Hausobjekt Nr. 2, Älandsbro.
Blaue Außenfarben sind in Nordschweden sehr selten und werden nur gelegentlich für kleine Details wie Türen oder Fensterrahmen verwendet und können nicht als Teil eines traditionellen Farbschemas betrachtet werden.
Abschluss
Aus den gegebenen Antworten ging klar hervor, dass das ursprüngliche Ziel der Hausbesitzer bei der Wahl der Farbe darin bestand, ein gedämpfteres, weniger chromatisches Erscheinungsbild zu erzielen als das Endergebnis.
• In beiden Fällen wurde die Entscheidung für die gewählte Farbe anhand eines kleineren Musters und vor weißem Hintergrund getroffen.
• Darüber hinaus wurde bei der Farbauswahl die Umgebung einschließlich des Wechsels der Jahreszeiten nicht berücksichtigt.

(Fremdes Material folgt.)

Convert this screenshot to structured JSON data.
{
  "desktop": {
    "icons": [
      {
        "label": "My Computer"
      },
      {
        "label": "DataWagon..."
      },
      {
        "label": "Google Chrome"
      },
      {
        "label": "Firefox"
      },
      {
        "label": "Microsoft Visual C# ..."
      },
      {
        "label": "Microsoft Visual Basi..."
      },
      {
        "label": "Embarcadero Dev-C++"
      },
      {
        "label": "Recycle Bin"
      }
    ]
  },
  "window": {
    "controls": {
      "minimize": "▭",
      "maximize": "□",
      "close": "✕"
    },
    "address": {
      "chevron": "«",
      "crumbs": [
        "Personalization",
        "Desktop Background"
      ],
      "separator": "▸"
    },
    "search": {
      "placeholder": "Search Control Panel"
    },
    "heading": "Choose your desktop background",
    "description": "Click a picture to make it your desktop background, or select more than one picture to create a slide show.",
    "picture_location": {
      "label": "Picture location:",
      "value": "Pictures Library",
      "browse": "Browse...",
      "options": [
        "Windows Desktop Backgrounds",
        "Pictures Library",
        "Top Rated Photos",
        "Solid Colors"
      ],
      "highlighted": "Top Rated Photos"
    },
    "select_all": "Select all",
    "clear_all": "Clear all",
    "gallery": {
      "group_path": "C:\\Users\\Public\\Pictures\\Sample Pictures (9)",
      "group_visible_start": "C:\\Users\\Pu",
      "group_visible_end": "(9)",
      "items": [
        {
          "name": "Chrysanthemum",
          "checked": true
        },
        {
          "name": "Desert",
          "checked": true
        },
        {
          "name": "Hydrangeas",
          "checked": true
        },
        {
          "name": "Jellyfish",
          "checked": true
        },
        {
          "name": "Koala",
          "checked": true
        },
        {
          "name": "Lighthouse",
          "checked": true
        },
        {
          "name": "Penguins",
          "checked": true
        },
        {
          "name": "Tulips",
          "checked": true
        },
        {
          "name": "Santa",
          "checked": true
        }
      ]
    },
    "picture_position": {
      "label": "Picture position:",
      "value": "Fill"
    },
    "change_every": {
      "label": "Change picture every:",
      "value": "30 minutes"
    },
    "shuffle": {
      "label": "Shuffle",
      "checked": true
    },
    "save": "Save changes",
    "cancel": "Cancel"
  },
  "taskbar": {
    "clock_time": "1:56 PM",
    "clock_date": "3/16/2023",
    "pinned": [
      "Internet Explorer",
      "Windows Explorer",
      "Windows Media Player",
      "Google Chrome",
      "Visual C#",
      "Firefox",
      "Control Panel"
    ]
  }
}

• Es gab auch Gründe zu der Annahme, dass die Beratung und Betreuung durch die Verkaufsstelle nicht ausreichend gewesen sei. Im Laufe der Jahre gab es eine Verlagerung von traditionellen kleineren Lackierereien hin zu größeren Do-it-yourself-Zentren, die sich um alles rund um den Bauprozess kümmern. Die kleineren Lackierereien werden in der Regel von farberfahrenen Mitarbeitern geleitet, während in den großen Zentren oft keine Beratung erfolgt.
All dies hat zu Außenfarben geführt, die bei traditioneller Betrachtung für ein Haus in Nordschweden etwas „ungewöhnlich“ wirken. Beide ausgewählten Objekte erscheinen insgesamt außerhalb ihres Kontexts zu chromatisch.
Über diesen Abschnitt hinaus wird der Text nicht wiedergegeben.